Competent public diplomacy is always expressed in vocabularies and via media that are natural to those it’s aimed at, but what transpires isn’t chatter. It’s purposeful. It’s selective. Choosing an audience (or audiences) within any country is a three stage process. The first stage calls for identifying a country’s most important institutions, the second for knowing its most influential individuals; the third for establishing a tap into public opinion. Networks are also noted: who talks to whom; who likes or opposes whom; who influences whom and how. And ultimately this: who, in the end, makes what decisions. And when the list is narrowing, even this information comes into play: who likes music or books or movies—or sports.
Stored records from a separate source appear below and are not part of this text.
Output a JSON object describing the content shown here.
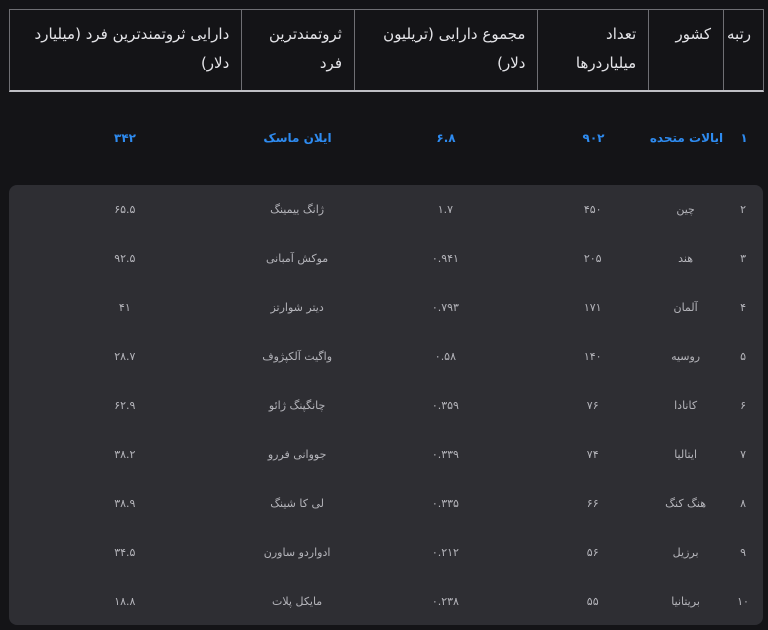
{
  "headers": {
    "rank": "رتبه",
    "country": "کشور",
    "count": "تعداد میلیاردرها",
    "total": "مجموع دارایی (تریلیون دلار)",
    "person": "ثروتمندترین فرد",
    "wealth": "دارایی ثروتمندترین فرد (میلیارد دلار)"
  },
  "first_row": {
    "rank": "۱",
    "country": "ایالات متحده",
    "count": "۹۰۲",
    "total": "۶.۸",
    "person": "ایلان ماسک",
    "wealth": "۳۴۲"
  },
  "rows": [
    {
      "rank": "۲",
      "country": "چین",
      "count": "۴۵۰",
      "total": "۱.۷",
      "person": "ژانگ ییمینگ",
      "wealth": "۶۵.۵"
    },
    {
      "rank": "۳",
      "country": "هند",
      "count": "۲۰۵",
      "total": "۰.۹۴۱",
      "person": "موکش آمبانی",
      "wealth": "۹۲.۵"
    },
    {
      "rank": "۴",
      "country": "آلمان",
      "count": "۱۷۱",
      "total": "۰.۷۹۳",
      "person": "دیتر شوارتز",
      "wealth": "۴۱"
    },
    {
      "rank": "۵",
      "country": "روسیه",
      "count": "۱۴۰",
      "total": "۰.۵۸",
      "person": "واگیت آلکپژوف",
      "wealth": "۲۸.۷"
    },
    {
      "rank": "۶",
      "country": "کانادا",
      "count": "۷۶",
      "total": "۰.۳۵۹",
      "person": "چانگپنگ ژائو",
      "wealth": "۶۲.۹"
    },
    {
      "rank": "۷",
      "country": "ایتالیا",
      "count": "۷۴",
      "total": "۰.۳۳۹",
      "person": "جووانی فررو",
      "wealth": "۳۸.۲"
    },
    {
      "rank": "۸",
      "country": "هنگ کنگ",
      "count": "۶۶",
      "total": "۰.۳۳۵",
      "person": "لی کا شینگ",
      "wealth": "۳۸.۹"
    },
    {
      "rank": "۹",
      "country": "برزیل",
      "count": "۵۶",
      "total": "۰.۲۱۲",
      "person": "ادواردو ساورن",
      "wealth": "۳۴.۵"
    },
    {
      "rank": "۱۰",
      "country": "بریتانیا",
      "count": "۵۵",
      "total": "۰.۲۳۸",
      "person": "مایکل پلات",
      "wealth": "۱۸.۸"
    }
  ]
}
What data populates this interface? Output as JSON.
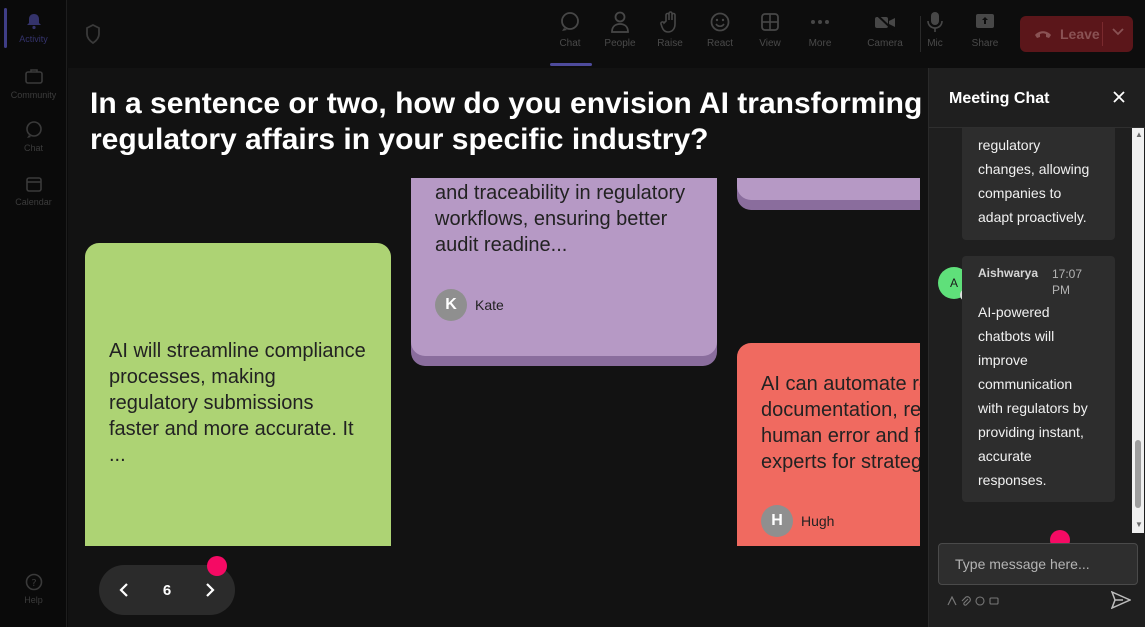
{
  "rail": {
    "items": [
      {
        "label": "Activity",
        "icon": "bell-icon"
      },
      {
        "label": "Community",
        "icon": "community-icon"
      },
      {
        "label": "Chat",
        "icon": "chat-icon"
      },
      {
        "label": "Calendar",
        "icon": "calendar-icon"
      }
    ],
    "help_label": "Help"
  },
  "toolbar": {
    "items": [
      {
        "label": "Chat",
        "icon": "chat-icon"
      },
      {
        "label": "People",
        "icon": "people-icon"
      },
      {
        "label": "Raise",
        "icon": "raise-hand-icon"
      },
      {
        "label": "React",
        "icon": "react-icon"
      },
      {
        "label": "View",
        "icon": "view-grid-icon"
      },
      {
        "label": "More",
        "icon": "more-icon"
      },
      {
        "label": "Camera",
        "icon": "camera-off-icon"
      },
      {
        "label": "Mic",
        "icon": "mic-icon"
      },
      {
        "label": "Share",
        "icon": "share-icon"
      }
    ],
    "leave_label": "Leave"
  },
  "stage": {
    "question": "In a sentence or two, how do you envision AI transforming regulatory affairs in your specific industry?",
    "cards": {
      "purple": {
        "lines": [
          "and traceability in regulatory",
          "workflows, ensuring better",
          "audit readine..."
        ],
        "author_initial": "K",
        "author_name": "Kate"
      },
      "green": {
        "lines": [
          "AI will streamline compliance",
          "processes, making",
          "regulatory submissions",
          "faster and more accurate. It",
          "..."
        ]
      },
      "red": {
        "lines": [
          "AI can automate re",
          "documentation, re",
          "human error and f",
          "experts for strateg"
        ],
        "author_initial": "H",
        "author_name": "Hugh"
      }
    },
    "pager": {
      "page": "6"
    }
  },
  "chat": {
    "title": "Meeting Chat",
    "prev_message_lines": [
      "regulatory",
      "changes, allowing",
      "companies to",
      "adapt proactively."
    ],
    "message": {
      "author": "Aishwarya",
      "time": "17:07 PM",
      "avatar_initial": "A",
      "lines": [
        "AI-powered",
        "chatbots will",
        "improve",
        "communication",
        "with regulators by",
        "providing instant,",
        "accurate",
        "responses."
      ]
    },
    "input_placeholder": "Type message here..."
  },
  "colors": {
    "card_purple": "#b699c5",
    "card_green": "#add374",
    "card_red": "#f06a60",
    "accent_dot": "#f50a64",
    "leave_red": "#c4262e"
  }
}
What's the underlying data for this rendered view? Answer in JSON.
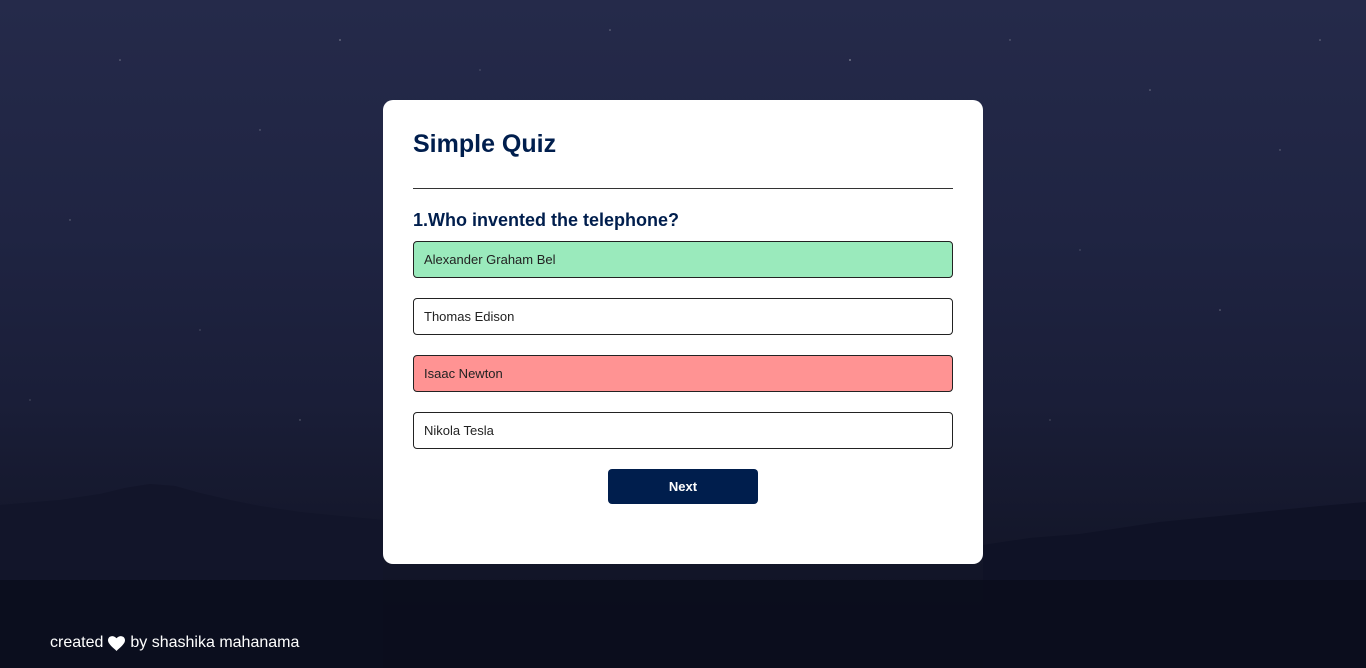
{
  "quiz": {
    "title": "Simple Quiz",
    "question": "1.Who invented the telephone?",
    "answers": [
      {
        "label": "Alexander Graham Bel",
        "state": "correct"
      },
      {
        "label": "Thomas Edison",
        "state": "neutral"
      },
      {
        "label": "Isaac Newton",
        "state": "incorrect"
      },
      {
        "label": "Nikola Tesla",
        "state": "neutral"
      }
    ],
    "next_label": "Next"
  },
  "footer": {
    "prefix": "created",
    "icon": "heart-icon",
    "suffix": "by shashika mahanama"
  },
  "colors": {
    "primary": "#001e4d",
    "correct": "#9aeabc",
    "incorrect": "#ff9393",
    "card": "#ffffff"
  }
}
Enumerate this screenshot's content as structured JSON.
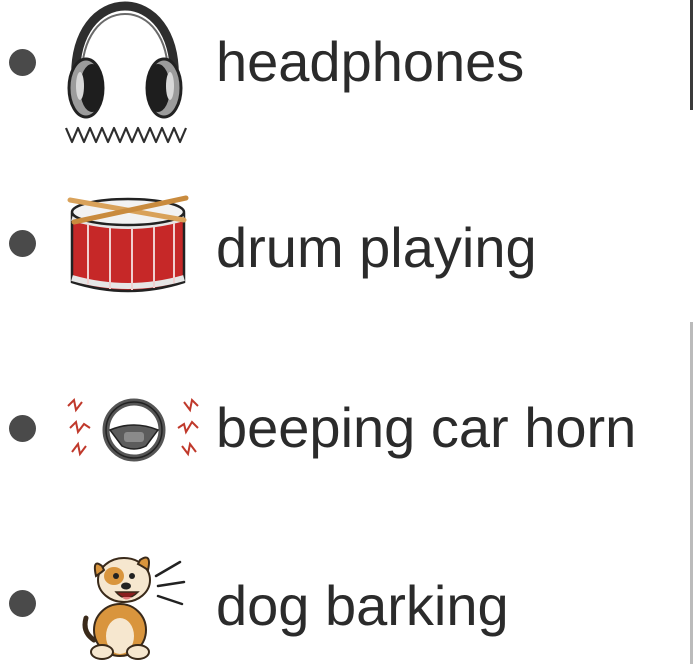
{
  "items": [
    {
      "label": "headphones",
      "icon": "headphones-icon",
      "bullet_color": "#4a4a4a"
    },
    {
      "label": "drum playing",
      "icon": "drum-icon",
      "bullet_color": "#4a4a4a"
    },
    {
      "label": "beeping car horn",
      "icon": "car-horn-icon",
      "bullet_color": "#4a4a4a"
    },
    {
      "label": "dog barking",
      "icon": "barking-dog-icon",
      "bullet_color": "#4a4a4a"
    }
  ],
  "colors": {
    "text": "#2b2b2b",
    "drum_red": "#c62828",
    "horn_red": "#c0392b",
    "dog_orange": "#d9953d"
  }
}
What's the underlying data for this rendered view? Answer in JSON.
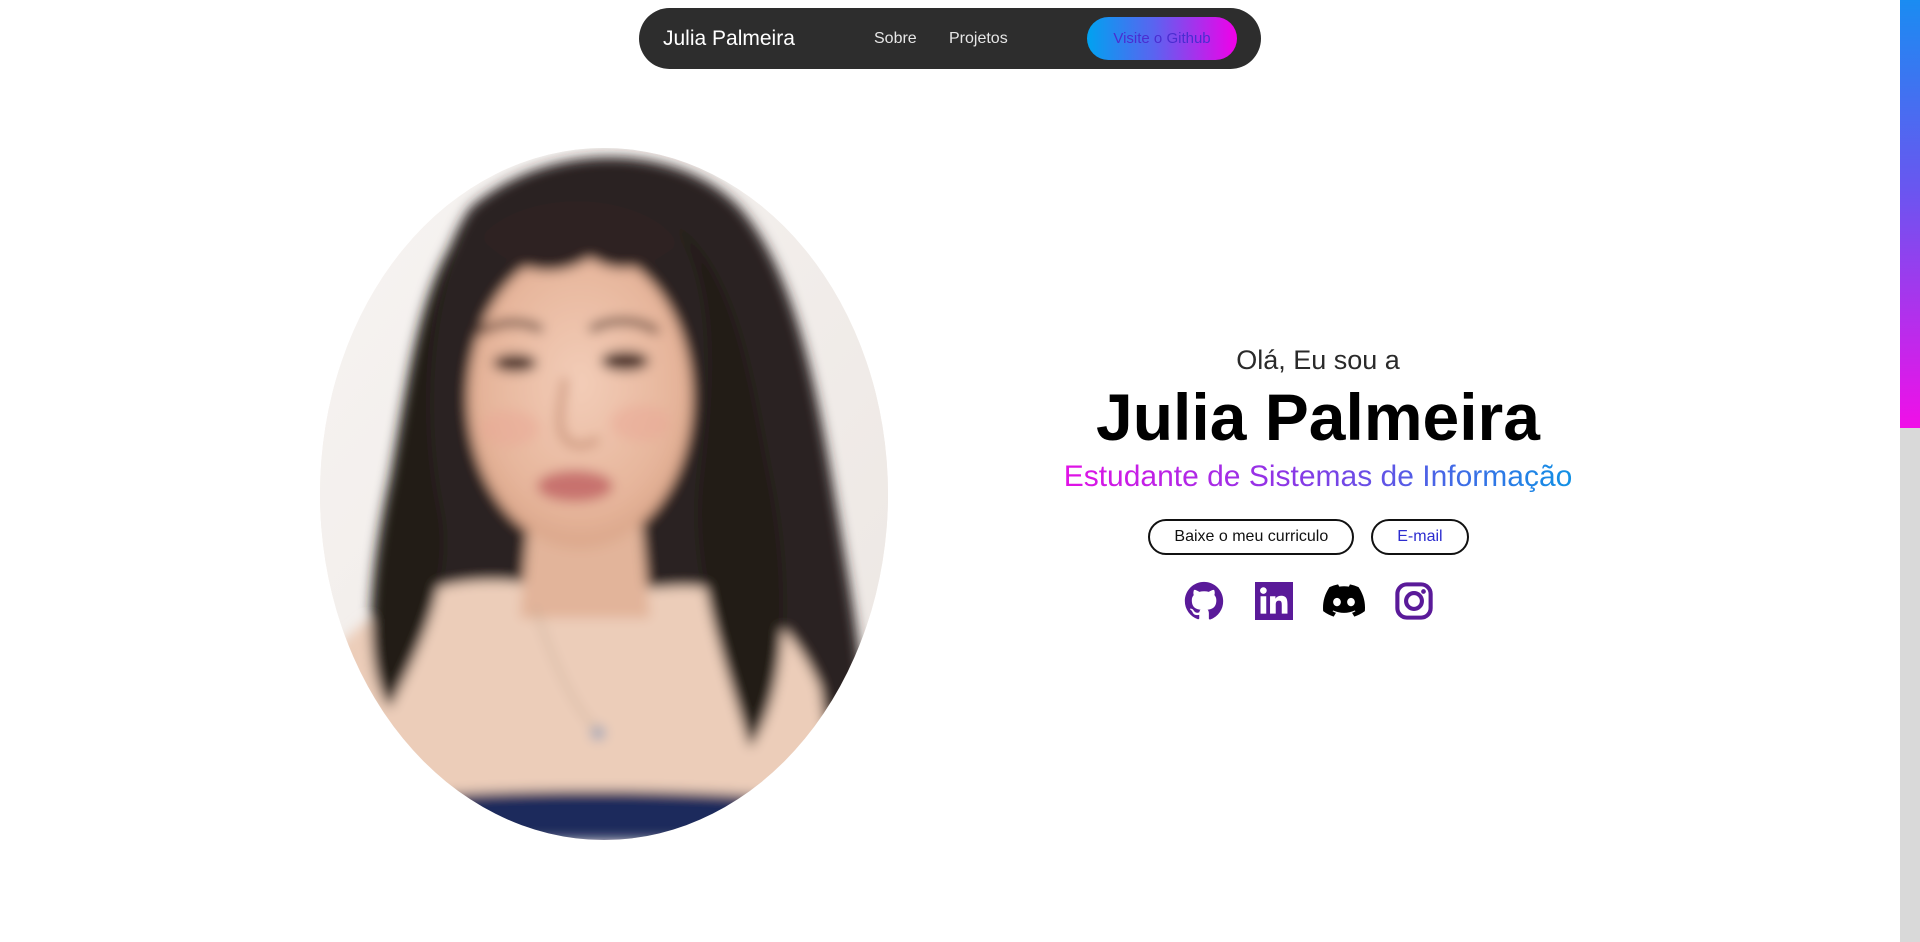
{
  "navbar": {
    "brand": "Julia Palmeira",
    "links": [
      {
        "label": "Sobre"
      },
      {
        "label": "Projetos"
      }
    ],
    "github_button": "Visite o Github"
  },
  "hero": {
    "greeting": "Olá, Eu sou a",
    "name": "Julia Palmeira",
    "subtitle": "Estudante de Sistemas de Informação",
    "buttons": {
      "resume": "Baixe o meu curriculo",
      "email": "E-mail"
    },
    "socials": [
      {
        "icon": "github-icon",
        "color": "#5a1a99"
      },
      {
        "icon": "linkedin-icon",
        "color": "#5a1a99"
      },
      {
        "icon": "discord-icon",
        "color": "#000000"
      },
      {
        "icon": "instagram-icon",
        "color": "#5a1a99"
      }
    ]
  },
  "colors": {
    "navbar_bg": "#2d2d2d",
    "gradient_start": "#00a2f0",
    "gradient_end": "#f100e8",
    "icon_purple": "#5a1a99"
  }
}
Then decision-makers and opinion-shapers can be invited to U.S.-sponsored cultural and social events that allow for serious talk around the edges.When USIA was an independent agency , public diplomacy strategies were informed by opinion surveys designed and analyzed by well-qualified in-house survey research specialists, although the data was collected by locally-experienced professional polling organizations. This critical who-thinks-what-and-why function is now located in the State Department’s Bureau of Intelligence and Research. The perhaps unintended result of this bureaucratic decision is that survey design and results are divorced from the on-the-ground knowledge and program needs of field officers, who must have timely, regular feedback if their PD programs are to be relevant and effective. This needs to be changed.
Meanwhile, always in the public diplomacy world, there have been sincere attempts to measure effectiveness. In the old days it seemed obvious. An editorial appeared in a newspaper. Legislation was passed. A parliamentarian returned from a trip with a professedly deeper appreciation of the U.S. Such feedback is often dismissed as anecdotal today, but such verifiable outcomes should not to be minimized. Moreover, on any given day, let alone in the long run, there are so many variables, including the political impact of natural calamities as well as spillover from revolutions in neighboring countries, that any pretense to rigorous systematization of the effectiveness of public diplomacy efforts and results must surely be undertaken with a considerable degree of admittedly rare social science modesty. Public diplomacy isn’t a profession for the timid.
Antennae up 24/7
Good diplomats have always listened, attentively—to people, to radio, to gossip, to popular music. They keep their eyes open, too—to graffiti, to TV programs and commercials, to body language and facial expressions, to art, including the cultural underground, to the life styles of all social strata. They read up on history and literature, they understand religion and folk lore; they recognize recurrent myths and the symbols. Above all, they speak the language. If they can cuss in it, so much the better, so long as they also know when which colloquialisms are inappropriate.Those in tune with the exuberances and nuances of a culture can design and deliver messages that get through. The same alertness, seasoned with respect, makes every personal contact count. A local leader talking with a diplomat who’s sympathetic and impressively well-informed and who clearly won’t swallow garbage or spin, aka lies and distortion, is more likely to be candid and open to persuasion.
The Field Matters
Whatever the policy-related action or understanding needed, it must be articulated and delivered somewhat differently for each public, each culture, each country, each individual. The mass media may work well for starters, but close and personal closes the deal. Policy is set in Washington; its success depends on calibration and modulation in the field. And always the process works like a constant feedback loop, which is not the same as a playback loop. Even a great song needs a new twist from time to time. Otherwise the audience feels insulted, demeaned, undervalued, taken for granted. This is not good. A good PD officer makes the people he’s interacting with feel special, as if they are worth a personally-tailored message.And, for that matter, they are.